American comedian (born 1989)

Stavros Emmanuel Halkias (/ˈstɑːvroʊs ˈhælkiəs/; Σταύρος Χαλκιάς; born February 11, 1989) is an American comedian, writer, actor, and podcaster. Active since the early 2010s, he is a nationally touring comic who came to prominence as a founding co-host of the podcast Cum Town. He broke through in the 2020s with the release of popular back-to-back stand up specials, Live at the Lodge Room (2022) and Stavros Halkias: Fat Rascal, released by Netflix in 2023. Since 2024, he has also performed as an actor, including supporting roles in the Netflix comedy series Tires (2024–present), the Yorgos Lanthimos film Bugonia, and the Anthony Bourdain biopic Tony.

==Early life==
Halkias was born and raised in Baltimore, Maryland, to Greek immigrant parents: a Macedonian mother and Athenian contractor father. He has publicly spoken about being bullied for his weight as a child. Later, Halkias attended the Baltimore Polytechnic Institute, a public high school where he played football. He attended the University of Maryland, Baltimore County (UMBC), working for Marc Steiner's Center for Emerging Media as an intern. He stated on the podcast Digression Sessions that he was a few credits short of graduating.

==Career==

=== 2008–2022: Emergence and podcasting ===
Halkias began performing comedy at age 19 while attending UMBC, at which he hosted a monthly comedy showcase. During this period, he was active in the greater Maryland, Washington, D.C., and Virginia area and, in 2012, was named Baltimore's New Comedian of the Year.

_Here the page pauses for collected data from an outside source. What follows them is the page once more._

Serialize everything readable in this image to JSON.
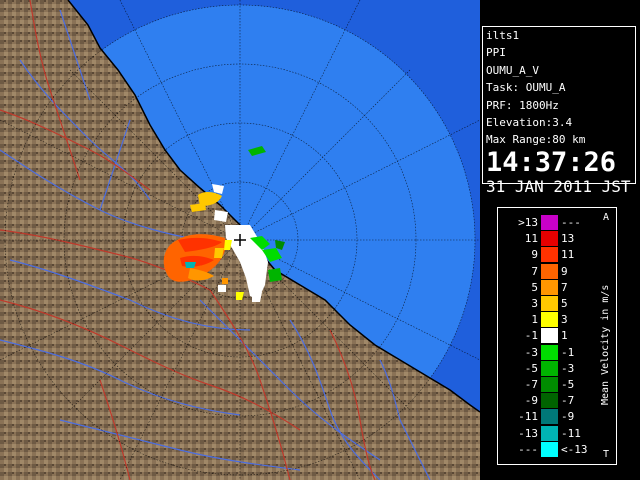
{
  "info": {
    "station": "ilts1",
    "product": "PPI",
    "task_name": "OUMU_A_V",
    "task": "Task: OUMU_A",
    "prf": "PRF: 1800Hz",
    "elevation": "Elevation:3.4",
    "max_range": "Max Range:80 km",
    "time": "14:37:26",
    "date": "31 JAN 2011 JST"
  },
  "legend": {
    "title": "Mean Velocity in m/s",
    "corner_top": "A",
    "corner_bottom": "T",
    "rows": [
      {
        "left": ">13",
        "right": "---",
        "color": "#c800c8"
      },
      {
        "left": "11",
        "right": "13",
        "color": "#e60000"
      },
      {
        "left": "9",
        "right": "11",
        "color": "#ff3200"
      },
      {
        "left": "7",
        "right": "9",
        "color": "#ff6400"
      },
      {
        "left": "5",
        "right": "7",
        "color": "#ff9600"
      },
      {
        "left": "3",
        "right": "5",
        "color": "#ffc800"
      },
      {
        "left": "1",
        "right": "3",
        "color": "#ffff00"
      },
      {
        "left": "-1",
        "right": "1",
        "color": "#ffffff"
      },
      {
        "left": "-3",
        "right": "-1",
        "color": "#00dc00"
      },
      {
        "left": "-5",
        "right": "-3",
        "color": "#00b400"
      },
      {
        "left": "-7",
        "right": "-5",
        "color": "#008c00"
      },
      {
        "left": "-9",
        "right": "-7",
        "color": "#006400"
      },
      {
        "left": "-11",
        "right": "-9",
        "color": "#007878"
      },
      {
        "left": "-13",
        "right": "-11",
        "color": "#00b4b4"
      },
      {
        "left": "---",
        "right": "<-13",
        "color": "#00ffff"
      }
    ]
  },
  "map": {
    "sea_color": "#2f7ff0",
    "sea_outer_color": "#1f5fdc",
    "land_color": "#8c7458",
    "river_color": "#4d6ee0",
    "border_color": "#c0392b"
  }
}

He later moved to New York City, where he steadily made numerous radio and podcast guest appearances, as well as writing for and performing on Adult Swim, IFC, and MSG Network's People Talking Sports and Other Stuff (2017). During this period, he performed at venues like the New York Comedy Festival and opened for acts including Wham City, Tom Papa, and Robert Kelly. In 2019, he appeared in the Comedy Central stand-up series Comedy Central Stand Up Featuring, Life Fails, and Sex Fails.

Halkias came to prominence as a co-host of the cult-favorite comedy podcast Cum Town, which he co-hosted with Nick Mullen and Adam Friedland from 2016 until his departure in June 2022. The podcast had a cult-following and includes a large legacy fanbase.

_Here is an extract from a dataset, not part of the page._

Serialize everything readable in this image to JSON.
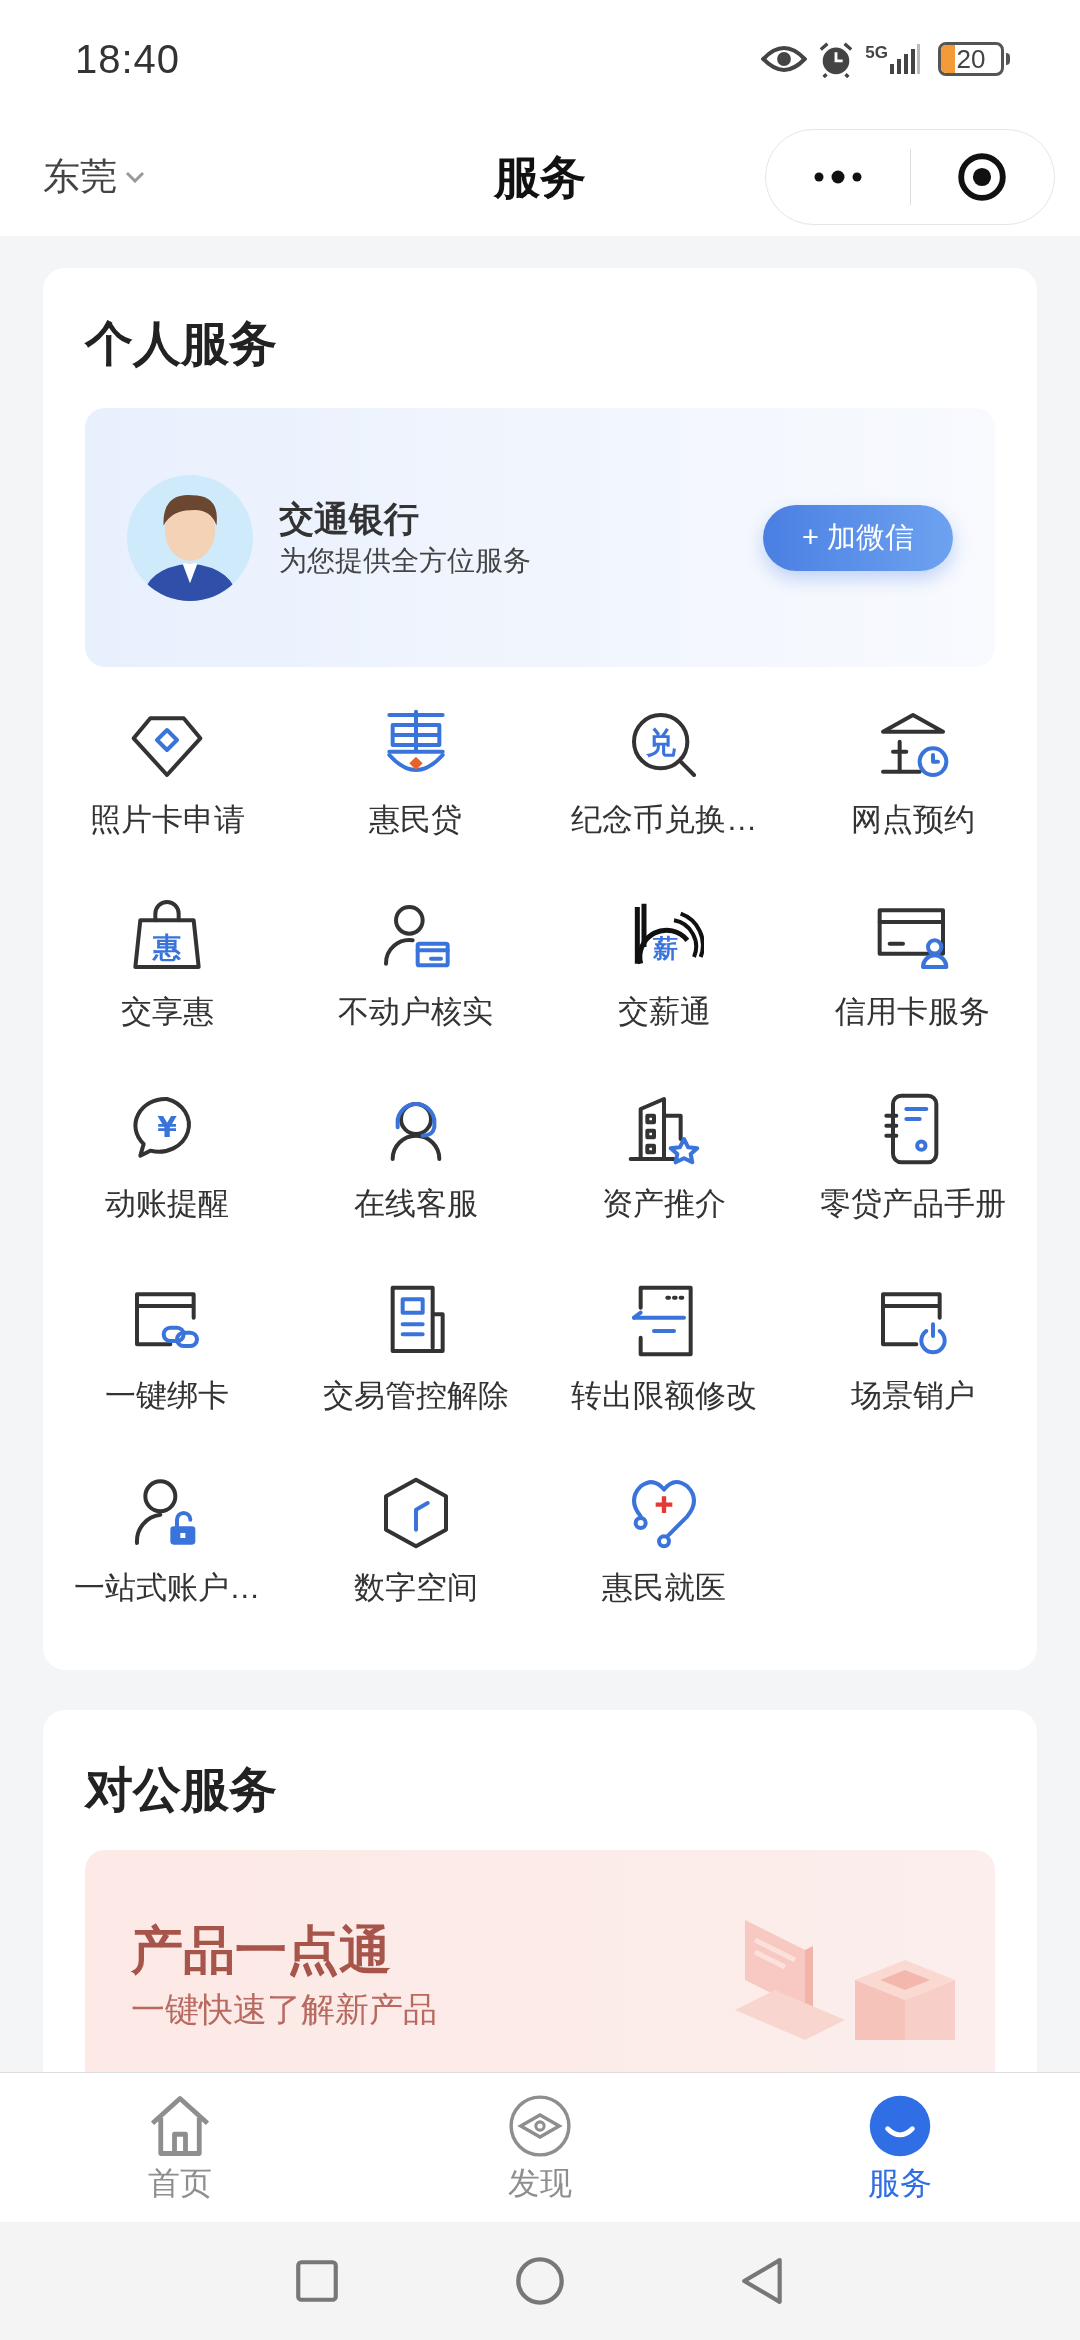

An avid sports fan, he co-hosted the comedy podcast he co-hosted White Chocolate NBA Pipecast with Adam Friedland during the 2017–2018 NBA season. From 2019 to 2022, he subsequently co-hosted the basketball podcast Pod Don't Lie with Sam Morril. Starting in 2020, he hosted a Twitch series Stavvy Solves Your Problems; in 2022, this series evolved into the podcast Stavvy's World.

=== 2022–present: Breakthrough and acting ===
In 2022, Halkias released his first comedy special, Live At The Lodge Room, on his YouTube channel, which reached 2 million views in three weeks. In January 2023, Halkias modeled and performed at a menswear and comedy show organized by designer Colm Dillane, also known as KidSuper, at the Casino de Paris.

His second special, Stavros Halkias: Fat Rascal, was released on Netflix in December 2023.

Halkias has become well known for his crowd work, often engaging actively with the audience and riffing on their stories and anecdotes. Many of his stand-up clips on his YouTube channel feature this practice. In 2023, he released a half-hour crowd-work-only comedy special, Four Nights In NYC.

In 2024, Halkias appeared in the Netflix series Tires. That same year, he had a minor role in the film Sweethearts, which was released on Max. He also made an appearance on the talk show John Mulaney Presents: Everybody's in LA. Additionally, he starred in the independent comedy film Let's Start a Cult, which he co-wrote with director Ben Kitnick and co-star Wes Haney.

In 2025, Halkias appeared as Officer Casey Boyd in Yorgos Lanthimos' film Bugonia. The film, also starring Emma Stone and Jesse Plemons, received several Academy Award nominations including Best Picture.

== Personal life ==
Halkias retains a close connection to Baltimore. He splits his time between there and New York City, keeping a home in Batimore's Canton neighborhood. His tour manager and podcast producer is his childhood best friend, Eldis Sula.

Halkias is a Baltimore Ravens and Olympiacos fan.

Halkias cites his experiences during the COVID-19 pandemic as inspiration for his efforts at weight loss.

=== Political views ===
Since Cum Town, Halkias' humor and general content have marked him as having leftist beliefs. In the early 2020s, Halkias' involvement with Cum Town occasionally caused controversy, with criticism levied at the podcast's association with the dirtbag left. In 2025, Halkias appeared in a video with Zohran Mamdani to promote the latter's campaign in the 2025 New York City Democratic mayoral primary, which Mamdani later won.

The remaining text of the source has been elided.